Quem com ferro fere com ferro será ferido

Certo domingo, estávamos, na praça Emílio Ribas, conversando, eu, Marcelo, Paulo e João. Os filhos de Paulo, Cláudio e Rodrigo brincavam de pega-pega. Não eram dez horas da manhã. Havíamos nos retirado da Igreja de Santa Teresinha vinte minutos antes. E na praça nos detivemos. De repente, ouvimos alguém gritar:

– Olha o gordo!

Voltamos a nossa atenção para a direção da qual chegou-nos a exclamação. Era Mauro, que, do outro lado da rua, gritava, apontava João, e gargalhava.

Mauro tem um metro e sessenta e cinco centímetros de altura. Branco – não de todo; e loiro – não totalmente. Magro – não direi magro; nem esbelto é. Não é bonito; e nem feio é. Não agrada as mulheres, e não lhes inspira repulsa. Para muita gente ele é irritante, intragável; mas há gente que com ele se simpatiza.

– Esse gordo é muito gordo – prosseguiu Mauro, apontando João. – Gordo! Bolo fofo! Rolha de poço! Precisam de você, na represa, para tampar a rachadura. Bolo fofo! Elefantinho da mamãe.

João, furioso, exibiu um gesto obsceno para Mauro. Paulo, eu e Marcelo pedimos-lhe que não se deixasse levar pelas provocações, mas ele, ignorando-nos, afastou-se de nós, andou na direção de Mauro, exibindo-lhe gestos obscenos e acenando-lhe para que ele se detivesse, que lhe daria boas lições. Mauro provocava-o. Paulo, eu e Marcelo pedimos, em vão, a João que ignorasse Mauro. João dele aproximou-se. Preparou-lhe um soco. Mauro esquivou-se, agachando-se, sorrindo, e afastou-se, passos acelerados, de João; dele distava uns três metros quando pôs-se a gargalhar, e a provocá-lo.

– Quando eu pegar você, Mauro – ameaçou João -, quebrarei seu nariz.

– Pegar-me? – desafiou-o Mauro. – Pegar-me, barril de banha? Você é mais lento do que uma lesma obesa, reservatório estratégico de gordura. Venha me pegar, pança de panda.

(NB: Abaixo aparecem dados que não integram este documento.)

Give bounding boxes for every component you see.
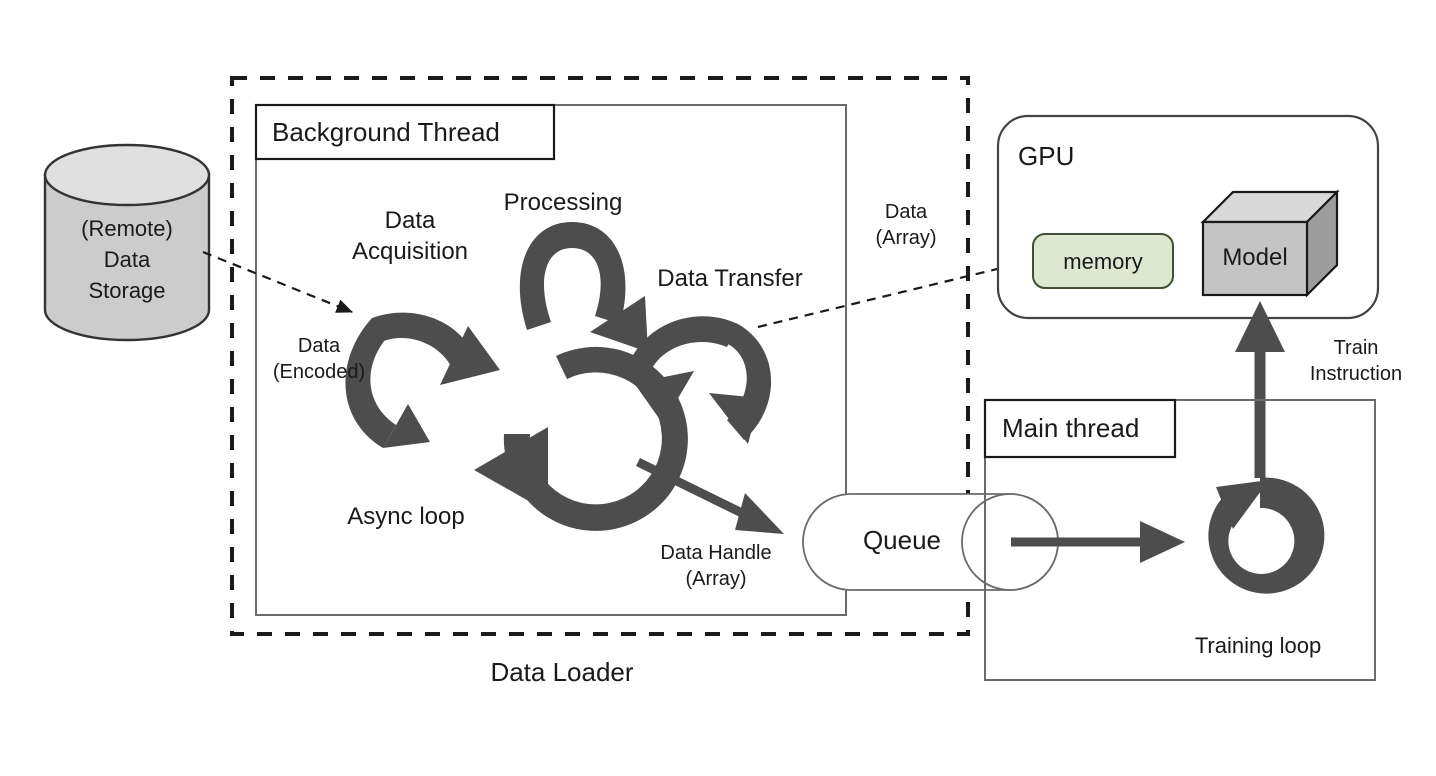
gpu-memory-label: memory <box>1063 249 1143 274</box>
train-instruction-label: Train Instruction <box>1309 337 1403 385</box>
data-transfer-label: Data Transfer <box>657 265 803 292</box>
diagram-canvas: (Remote) Data Storage Background Thread … <box>0 0 1436 776</box>
model-label: Model <box>1222 244 1288 271</box>
data-transfer-arrow <box>632 316 772 444</box>
data-loader-caption: Data Loader <box>490 657 634 687</box>
data-encoded-label: Data (Encoded) <box>272 335 366 383</box>
gpu-title: GPU <box>1018 141 1075 171</box>
train-instruction-arrow <box>1235 301 1285 478</box>
storage-line-3: Storage <box>88 278 166 303</box>
main-thread-title: Main thread <box>1002 413 1140 443</box>
queue-label: Queue <box>862 525 942 555</box>
training-loop-label: Training loop <box>1194 633 1322 658</box>
processing-label: Processing <box>503 189 623 216</box>
training-loop-ring <box>1208 477 1325 594</box>
background-thread-label: Background Thread <box>272 117 500 147</box>
data-handle-label: Data Handle (Array) <box>660 542 772 590</box>
storage-line-2: Data <box>103 247 151 272</box>
storage-line-1: (Remote) <box>81 216 173 241</box>
data-array-label: Data (Array) <box>875 201 937 249</box>
async-loop-label: Async loop <box>347 503 465 530</box>
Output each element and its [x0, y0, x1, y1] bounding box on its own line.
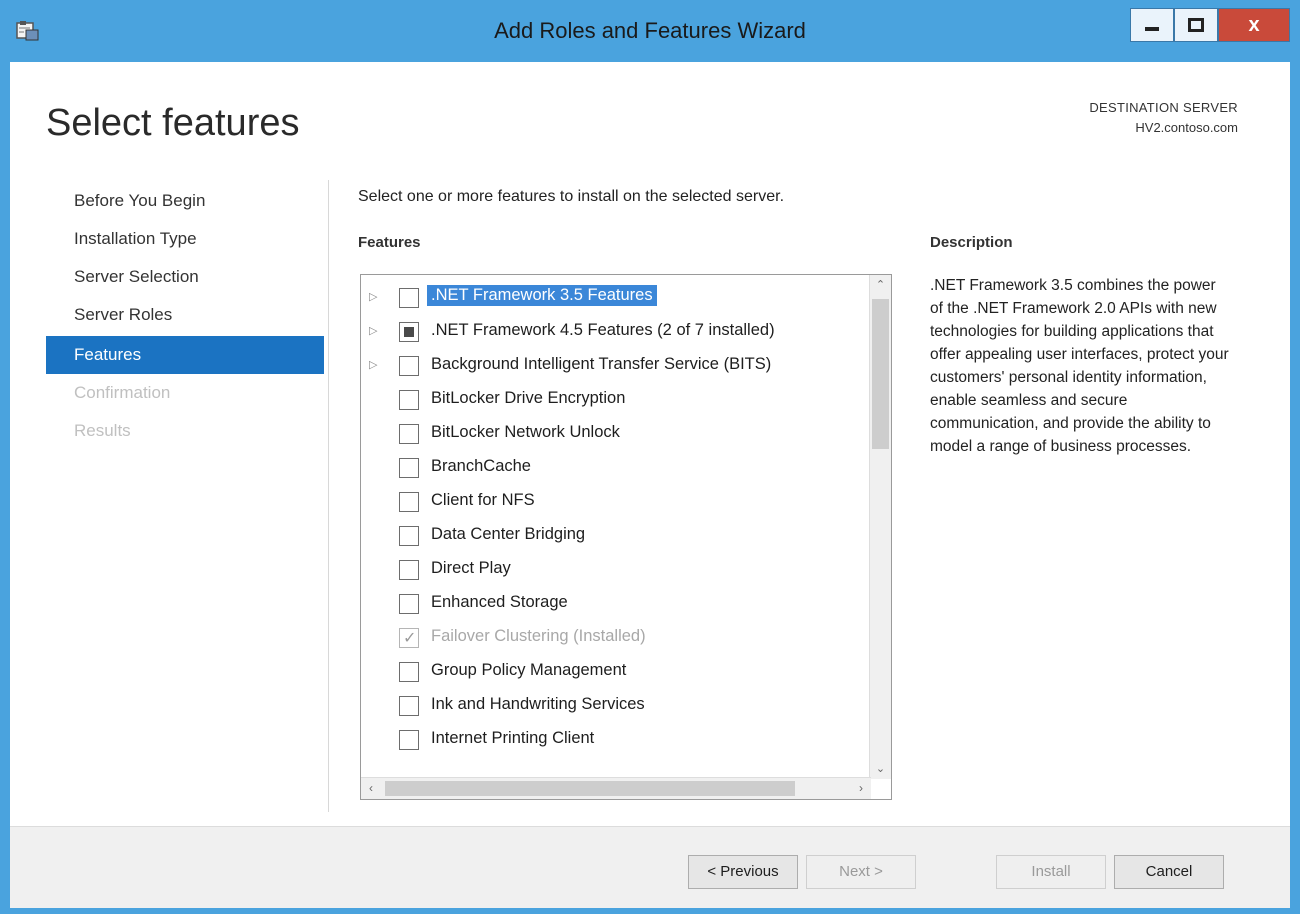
feature-label[interactable]: Data Center Bridging: [431, 525, 585, 544]
feature-checkbox[interactable]: [399, 356, 419, 376]
nav-step-confirmation: Confirmation: [74, 383, 171, 402]
instructions-text: Select one or more features to install o…: [358, 188, 785, 205]
vertical-scrollbar[interactable]: ⌃ ⌄: [869, 275, 891, 779]
title-bar[interactable]: Add Roles and Features Wizard x: [0, 0, 1300, 62]
feature-label[interactable]: .NET Framework 4.5 Features (2 of 7 inst…: [431, 321, 775, 340]
scroll-right-arrow-icon[interactable]: ›: [851, 778, 871, 799]
feature-label[interactable]: Ink and Handwriting Services: [431, 695, 645, 714]
feature-checkbox[interactable]: [399, 594, 419, 614]
feature-checkbox[interactable]: [399, 390, 419, 410]
previous-button[interactable]: < Previous: [688, 855, 798, 889]
feature-checkbox[interactable]: [399, 526, 419, 546]
feature-row[interactable]: ▷ .NET Framework 4.5 Features (2 of 7 in…: [361, 315, 861, 349]
feature-row[interactable]: Group Policy Management: [361, 655, 861, 689]
feature-label[interactable]: BitLocker Drive Encryption: [431, 389, 625, 408]
horizontal-scrollbar[interactable]: ‹ ›: [361, 777, 871, 799]
close-button[interactable]: x: [1218, 8, 1290, 42]
feature-checkbox[interactable]: [399, 288, 419, 308]
expand-arrow-icon[interactable]: ▷: [369, 358, 379, 372]
feature-row[interactable]: Data Center Bridging: [361, 519, 861, 553]
expand-arrow-icon[interactable]: ▷: [369, 324, 379, 338]
wizard-content: Select features DESTINATION SERVER HV2.c…: [10, 62, 1290, 908]
nav-step-installation-type[interactable]: Installation Type: [46, 220, 324, 258]
destination-server-label: DESTINATION SERVER: [1089, 100, 1238, 115]
scroll-left-arrow-icon[interactable]: ‹: [361, 778, 381, 799]
maximize-button[interactable]: [1174, 8, 1218, 42]
install-button: Install: [996, 855, 1106, 889]
feature-row[interactable]: BranchCache: [361, 451, 861, 485]
cancel-button[interactable]: Cancel: [1114, 855, 1224, 889]
feature-checkbox[interactable]: [399, 322, 419, 342]
feature-label: Failover Clustering (Installed): [431, 627, 646, 645]
feature-row: Failover Clustering (Installed): [361, 621, 861, 655]
horizontal-scroll-thumb[interactable]: [385, 781, 795, 796]
destination-server-name: HV2.contoso.com: [1135, 120, 1238, 135]
wizard-window: Add Roles and Features Wizard x Select f…: [0, 0, 1300, 914]
wizard-footer: < Previous Next > Install Cancel: [10, 826, 1290, 908]
feature-row[interactable]: BitLocker Drive Encryption: [361, 383, 861, 417]
feature-label[interactable]: .NET Framework 3.5 Features: [427, 285, 657, 306]
feature-row[interactable]: Ink and Handwriting Services: [361, 689, 861, 723]
features-tree[interactable]: ▷ .NET Framework 3.5 Features ▷ .NET Fra…: [360, 274, 892, 800]
feature-label[interactable]: BitLocker Network Unlock: [431, 423, 620, 442]
feature-checkbox[interactable]: [399, 492, 419, 512]
next-button: Next >: [806, 855, 916, 889]
maximize-icon: [1188, 18, 1204, 32]
nav-step-features[interactable]: Features: [46, 336, 324, 374]
feature-row[interactable]: ▷ .NET Framework 3.5 Features: [361, 281, 861, 315]
nav-divider: [328, 180, 329, 812]
feature-description: .NET Framework 3.5 combines the power of…: [930, 277, 1229, 455]
feature-checkbox[interactable]: [399, 730, 419, 750]
minimize-button[interactable]: [1130, 8, 1174, 42]
feature-row[interactable]: BitLocker Network Unlock: [361, 417, 861, 451]
scroll-up-arrow-icon[interactable]: ⌃: [870, 275, 891, 295]
feature-label[interactable]: Direct Play: [431, 559, 511, 578]
feature-label[interactable]: Internet Printing Client: [431, 729, 594, 748]
feature-checkbox-installed: [399, 628, 419, 648]
description-header: Description: [930, 234, 1013, 251]
features-header: Features: [358, 234, 421, 251]
feature-checkbox[interactable]: [399, 424, 419, 444]
page-title: Select features: [46, 102, 300, 144]
nav-step-before-you-begin[interactable]: Before You Begin: [46, 182, 324, 220]
feature-label[interactable]: Enhanced Storage: [431, 593, 568, 612]
feature-label[interactable]: Group Policy Management: [431, 661, 626, 680]
feature-label[interactable]: Client for NFS: [431, 491, 535, 510]
feature-row[interactable]: Internet Printing Client: [361, 723, 861, 757]
scroll-down-arrow-icon[interactable]: ⌄: [870, 759, 891, 779]
expand-arrow-icon[interactable]: ▷: [369, 290, 379, 304]
feature-row[interactable]: Client for NFS: [361, 485, 861, 519]
minimize-icon: [1145, 27, 1159, 31]
feature-label[interactable]: BranchCache: [431, 457, 531, 476]
close-icon: x: [1248, 13, 1260, 36]
window-title: Add Roles and Features Wizard: [494, 18, 806, 43]
feature-checkbox[interactable]: [399, 696, 419, 716]
nav-step-server-selection[interactable]: Server Selection: [46, 258, 324, 296]
feature-checkbox[interactable]: [399, 662, 419, 682]
vertical-scroll-thumb[interactable]: [872, 299, 889, 449]
feature-checkbox[interactable]: [399, 560, 419, 580]
feature-row[interactable]: Enhanced Storage: [361, 587, 861, 621]
feature-checkbox[interactable]: [399, 458, 419, 478]
nav-step-results: Results: [74, 421, 131, 440]
nav-step-server-roles[interactable]: Server Roles: [46, 296, 324, 334]
feature-row[interactable]: ▷ Background Intelligent Transfer Servic…: [361, 349, 861, 383]
feature-label[interactable]: Background Intelligent Transfer Service …: [431, 355, 771, 374]
feature-row[interactable]: Direct Play: [361, 553, 861, 587]
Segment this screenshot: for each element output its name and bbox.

E afastava-se Mauro, sorrindo, de João, que o fitava, cenho franzido, furioso, contendo-se. João, ao olhar para a sua direita, viu uma pedra, pegou-a, e voltou-se para Mauro, que, passos apressados, dele afastou-se, zombando. João largou a pedra na calçada, e foi, extremamente irritado, até Paulo, Marcelo e eu.

Permanecemos, na praça Emilio Ribas, durante mais quinze minutos, e rumamos, cada um de nós para a sua casa.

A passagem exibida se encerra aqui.